Bitcoin is also vulnerable to hostile takeover, because the public ledger is based on a principle of trust and popular opinion to verify which transaction history is the real one. Once a single party owns more than 50% of the computing power in the network, they are in power to change the history. They don't need to infect or hack any computers - they can just buy them.

not rated yet Aug 23, 2015
Hi. Eikka,

Just to let you know, the difficulty of mining, or securing the system, goes up or down based on the amount of power used to mine in the last couple of weeks. Right now Bitcoin is vastly over secure for the size of its economy and this is going to correct in the next few years.

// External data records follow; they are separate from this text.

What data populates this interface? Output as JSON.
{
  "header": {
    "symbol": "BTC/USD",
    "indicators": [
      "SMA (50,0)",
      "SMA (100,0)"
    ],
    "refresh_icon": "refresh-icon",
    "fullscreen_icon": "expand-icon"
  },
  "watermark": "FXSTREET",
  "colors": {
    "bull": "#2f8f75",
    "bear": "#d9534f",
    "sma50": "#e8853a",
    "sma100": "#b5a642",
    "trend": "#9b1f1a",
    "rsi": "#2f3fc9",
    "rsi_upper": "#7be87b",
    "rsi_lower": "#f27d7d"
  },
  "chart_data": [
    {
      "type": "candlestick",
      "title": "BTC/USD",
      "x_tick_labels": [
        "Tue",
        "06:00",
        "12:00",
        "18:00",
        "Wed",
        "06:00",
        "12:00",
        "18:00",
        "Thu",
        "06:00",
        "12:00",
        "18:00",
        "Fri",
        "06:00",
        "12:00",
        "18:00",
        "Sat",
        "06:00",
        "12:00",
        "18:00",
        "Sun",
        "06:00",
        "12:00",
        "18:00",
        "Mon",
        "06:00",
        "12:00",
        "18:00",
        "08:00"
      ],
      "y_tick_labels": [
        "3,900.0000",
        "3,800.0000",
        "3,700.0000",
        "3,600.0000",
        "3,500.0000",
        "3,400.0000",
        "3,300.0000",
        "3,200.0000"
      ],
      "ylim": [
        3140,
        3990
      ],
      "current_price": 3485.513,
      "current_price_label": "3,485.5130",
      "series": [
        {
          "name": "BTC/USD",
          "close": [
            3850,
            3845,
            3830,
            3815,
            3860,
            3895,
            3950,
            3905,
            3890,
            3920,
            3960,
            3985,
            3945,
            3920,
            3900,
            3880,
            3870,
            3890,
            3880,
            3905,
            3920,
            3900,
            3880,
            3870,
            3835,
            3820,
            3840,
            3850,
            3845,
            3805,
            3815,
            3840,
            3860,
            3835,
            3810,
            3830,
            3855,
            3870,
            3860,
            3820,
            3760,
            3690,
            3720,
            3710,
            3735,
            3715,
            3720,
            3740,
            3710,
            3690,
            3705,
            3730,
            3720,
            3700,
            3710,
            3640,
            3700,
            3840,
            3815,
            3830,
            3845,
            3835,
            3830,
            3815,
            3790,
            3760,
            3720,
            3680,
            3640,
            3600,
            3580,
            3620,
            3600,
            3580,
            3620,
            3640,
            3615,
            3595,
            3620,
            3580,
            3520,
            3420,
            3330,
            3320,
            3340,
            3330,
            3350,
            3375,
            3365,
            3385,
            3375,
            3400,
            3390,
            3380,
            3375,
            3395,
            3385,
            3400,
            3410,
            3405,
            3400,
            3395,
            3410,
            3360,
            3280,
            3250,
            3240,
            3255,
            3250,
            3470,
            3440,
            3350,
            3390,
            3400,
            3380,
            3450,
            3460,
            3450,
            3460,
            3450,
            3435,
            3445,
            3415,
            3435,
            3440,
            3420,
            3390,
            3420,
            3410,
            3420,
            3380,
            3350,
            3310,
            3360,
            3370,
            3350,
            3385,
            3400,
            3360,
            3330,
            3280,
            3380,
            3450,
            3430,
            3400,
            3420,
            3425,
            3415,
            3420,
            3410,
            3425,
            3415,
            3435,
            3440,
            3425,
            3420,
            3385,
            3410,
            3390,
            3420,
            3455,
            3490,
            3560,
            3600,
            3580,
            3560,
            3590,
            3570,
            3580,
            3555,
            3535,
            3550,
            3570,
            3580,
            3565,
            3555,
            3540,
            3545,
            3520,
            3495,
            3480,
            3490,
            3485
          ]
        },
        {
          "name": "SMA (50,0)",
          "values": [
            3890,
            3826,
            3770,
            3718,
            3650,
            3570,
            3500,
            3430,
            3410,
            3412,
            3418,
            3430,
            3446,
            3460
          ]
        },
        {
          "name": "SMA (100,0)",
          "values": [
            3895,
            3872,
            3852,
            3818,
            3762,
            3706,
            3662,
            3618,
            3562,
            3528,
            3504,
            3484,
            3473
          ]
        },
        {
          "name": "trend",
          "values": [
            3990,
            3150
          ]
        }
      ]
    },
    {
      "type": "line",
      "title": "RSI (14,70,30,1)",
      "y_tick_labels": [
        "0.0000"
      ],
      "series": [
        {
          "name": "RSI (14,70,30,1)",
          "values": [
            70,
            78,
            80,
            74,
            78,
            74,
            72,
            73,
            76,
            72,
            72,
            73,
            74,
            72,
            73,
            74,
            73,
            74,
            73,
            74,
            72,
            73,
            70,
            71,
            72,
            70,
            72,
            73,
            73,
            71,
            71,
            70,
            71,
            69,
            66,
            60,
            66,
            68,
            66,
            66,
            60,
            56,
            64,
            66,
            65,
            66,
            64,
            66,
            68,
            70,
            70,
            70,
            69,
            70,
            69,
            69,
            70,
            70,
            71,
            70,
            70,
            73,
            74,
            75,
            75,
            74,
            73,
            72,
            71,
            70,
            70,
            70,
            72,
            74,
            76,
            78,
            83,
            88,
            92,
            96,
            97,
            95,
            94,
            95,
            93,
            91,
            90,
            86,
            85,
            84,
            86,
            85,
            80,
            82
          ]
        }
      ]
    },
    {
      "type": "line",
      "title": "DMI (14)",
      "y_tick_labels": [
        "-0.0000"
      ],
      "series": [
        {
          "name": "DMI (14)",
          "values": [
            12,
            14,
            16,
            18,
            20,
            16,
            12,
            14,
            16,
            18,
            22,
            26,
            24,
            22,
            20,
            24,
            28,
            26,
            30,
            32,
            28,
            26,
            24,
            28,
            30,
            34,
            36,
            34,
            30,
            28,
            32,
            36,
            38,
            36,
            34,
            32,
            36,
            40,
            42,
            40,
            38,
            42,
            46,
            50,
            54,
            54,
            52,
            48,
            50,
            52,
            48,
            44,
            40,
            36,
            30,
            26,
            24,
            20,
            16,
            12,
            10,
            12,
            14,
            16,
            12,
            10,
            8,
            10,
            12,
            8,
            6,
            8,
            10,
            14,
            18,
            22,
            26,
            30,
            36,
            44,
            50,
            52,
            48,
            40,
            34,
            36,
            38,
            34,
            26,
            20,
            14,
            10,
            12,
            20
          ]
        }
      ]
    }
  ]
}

Also, you're right that Bitcoin is vulnerable to a 51% attack, but the damage such an attacker can do is really limited. Unless they get to around 75% they can't do anything more than invalidate some transactions. By doing this, they would attract attention and be attacked by the rest of the network (most large miners are pools of smaller miners) and would quickly find themselves isolated. Further, the incentives of large players to to maintain trust in the system, so this attack is not really the danger some make it out to be.

You can find out more at
not rated yet Aug 23, 2015 looks like it might be interesting. Hope they can get their web site working to help find out.
not rated yet Aug 24, 2015
the difficulty of mining, or securing the system, goes up or down based on the amount of power used to mine in the last couple of weeks

But the number of "coins" is capped, so there is a permanent increase in difficulty over time.

The whole point of the system is that there's a monetary incentive for people to keep computing, yet a cap on the amount of "money" so you couldn't mine unlimited amounts of and cause spiralling inflation, but since the act of mining also works as the transaction mechanism of calculating the public ledger, over time the real cost of calculating the ledger becomes more than the real value of the transactions and the whole system becomes useless.

Some would argue it is already pointless anyways, because it forces people to waste energy needlessly, like requiring your stockbrokers to perform an increasingly complex morris dance every time they sell or buy.

not rated yet Aug 24, 2015
but the damage such an attacker can do is really limited. Unless they get to around 75% they can't do anything more than invalidate some transactions.

That's enough to undermine public trust and cause a stock market crash.

Also, due to the way bitcoin is constructed, it is inevitable that some very rich and resourceful company will end up with nearly all of the computing power on the network. The reason is simply that as the difficulty of mining increases, making profit on mining becomes a matter of economies of scale and the small miners drop out and sell their equipment.

Eventually, you need a very large scale operation to turn a profit on mining bitcoin, and that means there's only going to be a handful of companies big enough to do it, and they will collectively own 99.9% of the computing power on the network. At that point, you don't need to hack into systems - you can "merge" and control the whole thing.